Thursday 3 November 2011

The King of Limbs remixed: Radiohead as source material for new gen producers

[Wrote this for the Spectator Night & Day arts blog but it hasn't been posted up yet]


Radiohead
TKOL RMX 1234567 
XL Recordings

Given the clangorous fanfare and critical parping that usually accompanies a new Radiohead album, the February release of the band’s eighth studio effort caused merely a few ripples in the big splashy sea of new music. Partly this is down to the band’s decision to forego the expected promotional duties, festival headline slots and arena shows, but another explanation is that The King of Limbs could be band’s least successful and least memorable record. While it’s not without its moments, particularly when it hits its stride halfway through with the twin beauties of ‘Lotus Flower’ and ‘Codex’, TKOL is Radiohead in B-side mode, showing off a practiced ease with their own style and the organic interplay between human and machine; acoustic warmth and synthetic glitch.

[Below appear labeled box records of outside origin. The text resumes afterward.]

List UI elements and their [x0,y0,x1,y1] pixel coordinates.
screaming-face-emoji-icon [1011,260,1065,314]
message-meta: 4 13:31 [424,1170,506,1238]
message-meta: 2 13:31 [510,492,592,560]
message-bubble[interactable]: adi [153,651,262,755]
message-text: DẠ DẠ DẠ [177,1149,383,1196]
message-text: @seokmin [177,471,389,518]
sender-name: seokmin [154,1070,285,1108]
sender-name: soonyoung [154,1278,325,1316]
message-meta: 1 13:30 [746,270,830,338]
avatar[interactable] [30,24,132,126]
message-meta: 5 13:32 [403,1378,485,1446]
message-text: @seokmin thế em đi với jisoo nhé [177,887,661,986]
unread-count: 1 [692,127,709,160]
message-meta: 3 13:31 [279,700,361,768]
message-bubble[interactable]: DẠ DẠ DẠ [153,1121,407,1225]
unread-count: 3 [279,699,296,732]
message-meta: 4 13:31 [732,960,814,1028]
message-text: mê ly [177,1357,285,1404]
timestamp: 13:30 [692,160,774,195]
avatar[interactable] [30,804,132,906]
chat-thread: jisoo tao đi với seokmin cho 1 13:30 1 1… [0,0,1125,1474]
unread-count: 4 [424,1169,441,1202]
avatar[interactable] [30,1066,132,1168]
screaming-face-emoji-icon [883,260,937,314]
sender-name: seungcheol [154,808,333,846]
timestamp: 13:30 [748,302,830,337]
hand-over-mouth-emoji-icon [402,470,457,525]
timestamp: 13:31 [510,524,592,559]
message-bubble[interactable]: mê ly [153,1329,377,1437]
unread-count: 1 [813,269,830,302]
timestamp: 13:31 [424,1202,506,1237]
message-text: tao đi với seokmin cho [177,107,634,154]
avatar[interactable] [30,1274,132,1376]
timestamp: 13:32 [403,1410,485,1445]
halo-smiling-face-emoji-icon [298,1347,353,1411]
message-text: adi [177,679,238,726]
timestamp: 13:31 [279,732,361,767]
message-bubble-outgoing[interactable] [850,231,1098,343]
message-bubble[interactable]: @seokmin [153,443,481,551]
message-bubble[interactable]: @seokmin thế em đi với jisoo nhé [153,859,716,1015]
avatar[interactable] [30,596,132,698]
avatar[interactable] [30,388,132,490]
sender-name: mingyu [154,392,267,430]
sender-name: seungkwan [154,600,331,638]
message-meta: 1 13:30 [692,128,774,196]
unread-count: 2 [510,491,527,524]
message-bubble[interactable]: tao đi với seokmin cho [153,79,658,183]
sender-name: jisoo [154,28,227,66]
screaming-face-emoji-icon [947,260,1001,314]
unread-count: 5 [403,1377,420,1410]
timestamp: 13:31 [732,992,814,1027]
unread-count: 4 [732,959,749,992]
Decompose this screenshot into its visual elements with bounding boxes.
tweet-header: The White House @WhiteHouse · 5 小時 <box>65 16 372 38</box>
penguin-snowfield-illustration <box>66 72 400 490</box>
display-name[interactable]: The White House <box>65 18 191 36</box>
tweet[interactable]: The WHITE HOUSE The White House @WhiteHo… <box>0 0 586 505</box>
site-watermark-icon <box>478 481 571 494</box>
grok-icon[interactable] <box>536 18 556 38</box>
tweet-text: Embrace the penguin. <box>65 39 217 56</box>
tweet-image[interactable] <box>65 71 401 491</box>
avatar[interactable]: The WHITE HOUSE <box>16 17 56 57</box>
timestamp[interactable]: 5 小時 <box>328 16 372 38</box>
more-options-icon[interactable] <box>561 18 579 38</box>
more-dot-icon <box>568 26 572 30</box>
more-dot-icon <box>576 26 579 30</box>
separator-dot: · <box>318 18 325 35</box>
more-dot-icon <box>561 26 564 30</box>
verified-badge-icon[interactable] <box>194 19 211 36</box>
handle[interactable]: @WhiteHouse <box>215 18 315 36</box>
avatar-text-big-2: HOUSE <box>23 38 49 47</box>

But it was also obvious that these few tracks (only eight of them!) would undergo multiple incarnations, as producers and DJs from the top of the tree to its bedroom-bound roots got their hands on the fertile raw material. Given Thom Yorke’s recent collaborations with progressive hip-hop producer Flying Lotus and home-grown talents Four Tet and Burial, it’s not hard to imagine Radiohead taking the remixer’s job into account as they tinker in the studio. Why finish a track definitively when someone else will do it for you? Why write 10 great songs when you could do eight and let the remixers go forth and multiply?